Colombia opens peace talks with ELN rebels
Members of Colombia's ELN left-wing rebel group and government negotiators have begun talks seeking to end more than five decades of conflict
Colombia opened peace talks on Tuesday with its last active rebel group, the National Liberation Army (ELN), seeking to end a 53-year conflict that has killed more than 260,000 people.
The negotiations mark a new milestone in the Colombian peace process, after President Juan Manuel Santos's government sealed a historic accord with the country's largest rebel group, the Revolutionary Armed Forces of Colombia (FARC), in November.
The government and the ELN are now seeking to bring "complete peace" to Colombia, the representative for host country Ecuador, Juan Meriguet, said.
The negotiations were launched at a ceremony in the capital of Ecuador, Quito, where the talks will be held.
"We have before us the opportunity to finally turn the page on this war," the government's chief negotiator, Juan Camilo Restrepo, said.
But experts warn the ELN will be a tougher negotiating partner than the FARC.
Restrepo warned the rebels that if they fail to give up kidnapping, "it will be very difficult to advance."
The chief ELN negotiator, Pablo Beltran, urged both sides to rally around the points that united them and leave aside their differences.
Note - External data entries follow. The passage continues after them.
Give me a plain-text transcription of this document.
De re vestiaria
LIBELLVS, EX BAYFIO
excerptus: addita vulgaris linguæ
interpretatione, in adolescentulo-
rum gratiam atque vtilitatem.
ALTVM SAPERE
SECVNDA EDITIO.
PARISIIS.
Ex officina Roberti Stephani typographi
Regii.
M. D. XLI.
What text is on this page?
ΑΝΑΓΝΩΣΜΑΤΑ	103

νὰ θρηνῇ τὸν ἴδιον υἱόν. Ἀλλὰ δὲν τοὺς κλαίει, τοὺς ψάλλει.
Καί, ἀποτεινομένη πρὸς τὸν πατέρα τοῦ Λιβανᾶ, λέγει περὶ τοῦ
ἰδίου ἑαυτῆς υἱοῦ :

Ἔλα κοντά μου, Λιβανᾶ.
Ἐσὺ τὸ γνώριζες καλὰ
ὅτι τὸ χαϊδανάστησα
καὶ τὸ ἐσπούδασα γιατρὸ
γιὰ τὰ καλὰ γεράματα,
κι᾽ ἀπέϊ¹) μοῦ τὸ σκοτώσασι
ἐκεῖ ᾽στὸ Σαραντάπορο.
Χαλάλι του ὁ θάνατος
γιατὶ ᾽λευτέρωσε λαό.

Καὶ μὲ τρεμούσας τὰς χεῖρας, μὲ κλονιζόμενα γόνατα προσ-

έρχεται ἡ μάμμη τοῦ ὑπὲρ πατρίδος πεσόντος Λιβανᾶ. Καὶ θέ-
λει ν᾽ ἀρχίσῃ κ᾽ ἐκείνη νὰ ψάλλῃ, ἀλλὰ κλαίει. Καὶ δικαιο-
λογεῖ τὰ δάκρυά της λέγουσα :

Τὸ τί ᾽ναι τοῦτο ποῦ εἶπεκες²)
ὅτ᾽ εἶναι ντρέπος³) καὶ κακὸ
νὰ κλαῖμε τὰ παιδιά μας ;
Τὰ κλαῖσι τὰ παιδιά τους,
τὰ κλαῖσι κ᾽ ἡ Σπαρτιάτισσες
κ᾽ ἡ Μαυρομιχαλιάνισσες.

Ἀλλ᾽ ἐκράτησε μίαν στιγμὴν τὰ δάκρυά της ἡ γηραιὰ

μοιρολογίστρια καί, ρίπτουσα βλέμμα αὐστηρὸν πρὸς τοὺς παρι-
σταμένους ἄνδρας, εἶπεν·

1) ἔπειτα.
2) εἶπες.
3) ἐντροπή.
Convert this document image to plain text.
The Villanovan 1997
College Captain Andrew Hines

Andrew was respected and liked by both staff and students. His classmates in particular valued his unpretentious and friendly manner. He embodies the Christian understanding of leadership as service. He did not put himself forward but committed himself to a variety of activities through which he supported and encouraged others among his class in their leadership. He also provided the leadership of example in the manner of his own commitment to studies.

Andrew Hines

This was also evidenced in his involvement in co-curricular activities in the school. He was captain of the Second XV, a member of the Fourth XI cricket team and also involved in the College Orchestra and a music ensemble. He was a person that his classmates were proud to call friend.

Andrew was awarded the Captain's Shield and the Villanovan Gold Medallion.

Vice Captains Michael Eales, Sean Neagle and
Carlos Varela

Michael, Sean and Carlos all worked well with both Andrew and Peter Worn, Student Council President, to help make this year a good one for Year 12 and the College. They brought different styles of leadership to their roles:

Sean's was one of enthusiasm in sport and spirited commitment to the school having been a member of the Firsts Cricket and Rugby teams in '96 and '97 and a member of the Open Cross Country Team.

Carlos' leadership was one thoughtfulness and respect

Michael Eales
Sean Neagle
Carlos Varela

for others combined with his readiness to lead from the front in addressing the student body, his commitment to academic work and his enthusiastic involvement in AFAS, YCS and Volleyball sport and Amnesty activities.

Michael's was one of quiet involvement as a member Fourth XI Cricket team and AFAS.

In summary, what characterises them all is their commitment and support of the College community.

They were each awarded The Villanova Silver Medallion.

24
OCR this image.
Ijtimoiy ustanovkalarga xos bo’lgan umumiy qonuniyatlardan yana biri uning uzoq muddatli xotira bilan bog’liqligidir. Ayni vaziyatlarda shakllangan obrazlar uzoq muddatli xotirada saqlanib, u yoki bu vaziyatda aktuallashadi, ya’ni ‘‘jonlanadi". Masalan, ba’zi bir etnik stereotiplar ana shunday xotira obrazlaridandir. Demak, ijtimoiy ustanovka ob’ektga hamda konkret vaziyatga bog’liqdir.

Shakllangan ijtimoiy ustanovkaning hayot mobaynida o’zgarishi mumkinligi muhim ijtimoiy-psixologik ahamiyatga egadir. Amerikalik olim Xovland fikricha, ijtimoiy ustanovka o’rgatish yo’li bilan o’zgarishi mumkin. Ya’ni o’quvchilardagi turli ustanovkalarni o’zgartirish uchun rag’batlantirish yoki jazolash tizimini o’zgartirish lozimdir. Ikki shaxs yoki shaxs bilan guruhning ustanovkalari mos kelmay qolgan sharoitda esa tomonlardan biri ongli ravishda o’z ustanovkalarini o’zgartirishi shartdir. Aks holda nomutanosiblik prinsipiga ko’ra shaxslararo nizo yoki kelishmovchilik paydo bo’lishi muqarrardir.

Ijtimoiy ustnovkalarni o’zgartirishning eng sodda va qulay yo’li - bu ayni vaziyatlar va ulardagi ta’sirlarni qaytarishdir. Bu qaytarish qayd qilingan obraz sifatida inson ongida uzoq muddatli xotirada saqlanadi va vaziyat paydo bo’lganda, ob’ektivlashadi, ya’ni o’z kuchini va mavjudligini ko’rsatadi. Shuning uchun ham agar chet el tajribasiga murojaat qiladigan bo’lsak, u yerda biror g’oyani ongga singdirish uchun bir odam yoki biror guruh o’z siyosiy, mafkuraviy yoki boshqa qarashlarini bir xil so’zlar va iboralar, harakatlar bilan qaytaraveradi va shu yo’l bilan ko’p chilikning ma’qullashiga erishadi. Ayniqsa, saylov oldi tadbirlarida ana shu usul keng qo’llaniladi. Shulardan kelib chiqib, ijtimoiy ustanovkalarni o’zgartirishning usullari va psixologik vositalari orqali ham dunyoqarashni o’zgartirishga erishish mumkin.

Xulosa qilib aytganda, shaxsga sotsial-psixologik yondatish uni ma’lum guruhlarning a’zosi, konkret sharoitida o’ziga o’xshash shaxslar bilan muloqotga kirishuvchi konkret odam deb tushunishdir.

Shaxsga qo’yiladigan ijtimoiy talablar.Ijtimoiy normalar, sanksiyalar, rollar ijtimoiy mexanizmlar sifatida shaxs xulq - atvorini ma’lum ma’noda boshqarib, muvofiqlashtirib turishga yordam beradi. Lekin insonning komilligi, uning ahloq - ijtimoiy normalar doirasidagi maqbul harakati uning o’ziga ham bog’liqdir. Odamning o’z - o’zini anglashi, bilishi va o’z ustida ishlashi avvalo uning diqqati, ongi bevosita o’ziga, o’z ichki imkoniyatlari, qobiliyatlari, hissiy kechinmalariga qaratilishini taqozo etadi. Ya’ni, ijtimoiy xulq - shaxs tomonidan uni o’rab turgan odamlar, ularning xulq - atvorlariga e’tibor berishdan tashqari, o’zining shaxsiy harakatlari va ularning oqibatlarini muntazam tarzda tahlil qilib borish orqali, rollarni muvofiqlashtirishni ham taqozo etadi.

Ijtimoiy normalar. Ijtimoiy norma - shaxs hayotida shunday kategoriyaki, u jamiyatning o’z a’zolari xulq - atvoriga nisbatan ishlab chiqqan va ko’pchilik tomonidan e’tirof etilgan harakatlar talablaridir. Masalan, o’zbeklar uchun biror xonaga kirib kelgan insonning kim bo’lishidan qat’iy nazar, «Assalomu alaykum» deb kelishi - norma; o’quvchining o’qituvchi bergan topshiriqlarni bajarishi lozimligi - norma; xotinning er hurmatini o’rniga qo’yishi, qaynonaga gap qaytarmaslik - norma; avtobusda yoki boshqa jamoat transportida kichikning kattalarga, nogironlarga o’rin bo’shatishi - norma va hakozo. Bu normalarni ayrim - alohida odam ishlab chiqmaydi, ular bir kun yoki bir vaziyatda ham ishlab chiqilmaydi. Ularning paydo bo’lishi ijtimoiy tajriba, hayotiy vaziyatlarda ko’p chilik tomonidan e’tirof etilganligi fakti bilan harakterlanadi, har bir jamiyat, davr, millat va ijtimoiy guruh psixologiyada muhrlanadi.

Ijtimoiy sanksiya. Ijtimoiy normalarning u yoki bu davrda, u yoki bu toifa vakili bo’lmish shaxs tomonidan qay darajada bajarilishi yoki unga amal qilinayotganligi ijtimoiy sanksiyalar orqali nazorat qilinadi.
He called on the government to "take responsibility" for its actions during the conflict, saying the rebels were prepared to do the same.
Restrepo added that he expected to draw from the lessons of the negotiations with the FARC to reach a peace accord with the ELN.
November's landmark peace accord with the FARC, the oldest and largest rebel group, left the ELN as the last active guerrilla insurgency.
It has an estimated 1,500 fighters, mostly in the north and west.